Good advice! It all boils down to what works as an individual... Some like the extra leverage to push a bigger gear and some like to spin at a higher cadence. Hence a little longer crank versus a shorter crank. Even though I'm in the over fifty crowd, I usually ride 200 to 300 miles a week from spring to late fall then cut back when the weather makes a good argument for spending more time on the trainer. On the trainer, I use the shorter cranks because I'm more interested in spin and endurance than in stomping down with a little extra leverage and the fact that my trainer/beater bike has the 172.5mm crankset. I really don't notice a huge difference physically when I'm on the road even when the math explains the difference clearly. However, I do notice a difference when I turn to my mountain bike which sports 170mm versus the 175mm cranks. It's easier to spin but get less response when I really stomp on the pedals. The pros adjust accordingly simply because they can and the options are always abundant. But for my average, everyday self, I won't be spending any less time on a bike if the cranks happen to be 172.5mm or 175mm. I've also had knee problems and thought it was the cranks and that's how I came to change length. But I quickly found it wasn't the crank length as much as it was the position on the bike in relationship to my pedal spindle. I slid the seat back about 10mm and up about 5mm and it solved the problem... That said, it can make a difference to increase or decrease a crank length but for an everyday rider who doesn't measure watts or count the 2 gram difference between a 4mm titanium bolt and a stainless steel bolt, it shouldn't make a huge difference in performance or quality of the ride. But, in the end, it's all up to the individual...


----------



## harvey (Feb 27, 2005)

*Go for 175, probably*



neil0502 said:


> 1) Measure from the top of your femur to the floor (centimeters). Multiply that by 1.85.
> 
> 2) Measure the length of your femur (centimeters). Multiply that by 3.95.
> 
> Somewhere between those two results is your "ideal" crank length.

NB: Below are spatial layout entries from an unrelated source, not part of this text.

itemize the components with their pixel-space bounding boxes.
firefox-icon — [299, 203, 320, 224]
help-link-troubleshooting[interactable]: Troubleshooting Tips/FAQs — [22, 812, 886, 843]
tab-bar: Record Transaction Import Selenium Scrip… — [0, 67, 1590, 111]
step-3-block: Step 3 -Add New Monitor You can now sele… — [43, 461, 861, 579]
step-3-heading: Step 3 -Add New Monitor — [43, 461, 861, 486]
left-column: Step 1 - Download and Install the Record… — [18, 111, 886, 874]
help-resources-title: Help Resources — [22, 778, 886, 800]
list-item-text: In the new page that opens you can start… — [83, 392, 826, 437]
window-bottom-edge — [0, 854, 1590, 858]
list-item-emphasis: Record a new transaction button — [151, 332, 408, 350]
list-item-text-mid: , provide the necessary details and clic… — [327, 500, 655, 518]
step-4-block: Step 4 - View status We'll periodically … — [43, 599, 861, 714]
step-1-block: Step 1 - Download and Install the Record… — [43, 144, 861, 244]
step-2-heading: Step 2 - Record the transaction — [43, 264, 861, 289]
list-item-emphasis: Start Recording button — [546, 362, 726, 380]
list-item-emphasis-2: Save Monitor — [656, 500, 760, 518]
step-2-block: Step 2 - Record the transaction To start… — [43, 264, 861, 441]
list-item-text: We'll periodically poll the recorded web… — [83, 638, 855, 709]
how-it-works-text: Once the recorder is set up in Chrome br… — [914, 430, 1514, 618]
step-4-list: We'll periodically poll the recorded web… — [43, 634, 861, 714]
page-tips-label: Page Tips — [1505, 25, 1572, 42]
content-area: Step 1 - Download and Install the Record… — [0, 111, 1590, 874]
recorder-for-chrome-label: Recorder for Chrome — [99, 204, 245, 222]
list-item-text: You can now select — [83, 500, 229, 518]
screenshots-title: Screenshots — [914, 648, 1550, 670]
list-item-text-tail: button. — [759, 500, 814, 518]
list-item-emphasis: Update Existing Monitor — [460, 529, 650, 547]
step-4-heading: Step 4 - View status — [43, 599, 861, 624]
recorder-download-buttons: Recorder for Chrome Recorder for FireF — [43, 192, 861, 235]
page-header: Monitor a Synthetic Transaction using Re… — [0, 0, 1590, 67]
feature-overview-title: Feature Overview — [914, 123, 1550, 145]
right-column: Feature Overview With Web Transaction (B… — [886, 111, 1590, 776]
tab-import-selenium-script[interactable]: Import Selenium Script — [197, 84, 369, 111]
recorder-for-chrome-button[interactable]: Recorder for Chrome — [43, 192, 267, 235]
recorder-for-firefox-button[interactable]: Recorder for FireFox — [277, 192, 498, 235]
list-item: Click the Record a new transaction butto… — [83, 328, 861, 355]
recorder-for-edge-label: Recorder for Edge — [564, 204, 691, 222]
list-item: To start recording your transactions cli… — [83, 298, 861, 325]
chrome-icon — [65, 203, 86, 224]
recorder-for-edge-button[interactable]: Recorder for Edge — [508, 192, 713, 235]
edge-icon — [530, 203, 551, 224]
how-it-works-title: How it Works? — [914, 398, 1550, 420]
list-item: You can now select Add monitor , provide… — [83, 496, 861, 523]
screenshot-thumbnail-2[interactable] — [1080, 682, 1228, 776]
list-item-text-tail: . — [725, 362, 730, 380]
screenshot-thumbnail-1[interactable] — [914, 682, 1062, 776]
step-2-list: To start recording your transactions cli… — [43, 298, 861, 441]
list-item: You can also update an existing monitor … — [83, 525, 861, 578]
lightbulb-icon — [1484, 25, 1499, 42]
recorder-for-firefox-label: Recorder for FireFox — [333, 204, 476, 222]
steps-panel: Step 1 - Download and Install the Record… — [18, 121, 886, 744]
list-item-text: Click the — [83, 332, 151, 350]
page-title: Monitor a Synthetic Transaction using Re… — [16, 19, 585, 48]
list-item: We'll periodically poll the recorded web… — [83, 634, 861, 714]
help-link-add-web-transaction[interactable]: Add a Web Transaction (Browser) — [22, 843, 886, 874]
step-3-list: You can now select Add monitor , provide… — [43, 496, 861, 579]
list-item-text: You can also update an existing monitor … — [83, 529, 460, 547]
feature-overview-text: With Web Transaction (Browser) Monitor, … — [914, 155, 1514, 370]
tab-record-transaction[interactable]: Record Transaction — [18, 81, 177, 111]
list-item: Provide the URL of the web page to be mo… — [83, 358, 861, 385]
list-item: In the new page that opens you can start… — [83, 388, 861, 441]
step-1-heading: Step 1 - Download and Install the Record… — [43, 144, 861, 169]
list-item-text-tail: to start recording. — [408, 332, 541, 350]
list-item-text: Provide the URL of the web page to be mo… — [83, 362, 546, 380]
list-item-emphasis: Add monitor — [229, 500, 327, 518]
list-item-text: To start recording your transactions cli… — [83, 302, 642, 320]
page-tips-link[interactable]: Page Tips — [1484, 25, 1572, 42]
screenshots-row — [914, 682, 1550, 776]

Did you see the web site http://www.peterwhitecycles.com/fitting.htm by Peter White, a local (NewEngland) frame builder? He discusses the "18.5 Rule" in detail.

Personally, my very first Klein MTB had a 180 mm crank (I had bought the bike used and at that time didn't pay attention to many numbers aside from wheel count (2) and gearing (3 by 6)). For the record, I'm 6' tall with a 34+" inseam. My presest MTB (an Ibis) has 175 mm cranks; I tend to be a spinner on tough trails where I can and also use the bike a lot on the road to ride to venues (rather than loading it into my car, a no-no).

My about-to-be-retired road bike has 172.5 mm cranks, but I just noticed this a couple of weeks ago after having had the bike for 12 years ( Duhh..). I had to decide if I wanted to stick with this shorter crank for the new bike or go to the 175 -- I tried to evoke the 18.5 Rule, had a little trouble finding the top of my femur, think I found it, and calculated a length closer to the 175.

My gut says it probably won't make much difference unless you are a pro TT racer trying to knock off those few seconds from your best PR.


----------



## Slip Stream (Jul 19, 2002)

http://www.cranklength.info/index.htm


----------



## Spinfinity (Feb 3, 2004)

*Could you measure within 2.5mm without help?*



neil0502 said:


> 1) Measure from the top of your femur to the floor (centimeters). Multiply that by 1.85.
> 
> 2) Measure the length of your femur (centimeters). Multiply that by 3.95.
> 
> ...


----------



## Spoke Wrench (Aug 20, 2001)

That's what I was thinking too. My son-in-law is a chiropractor so I have access to X-ray facilities and I'm still not confident I could measure my femur to 2.5mm accuracy.


----------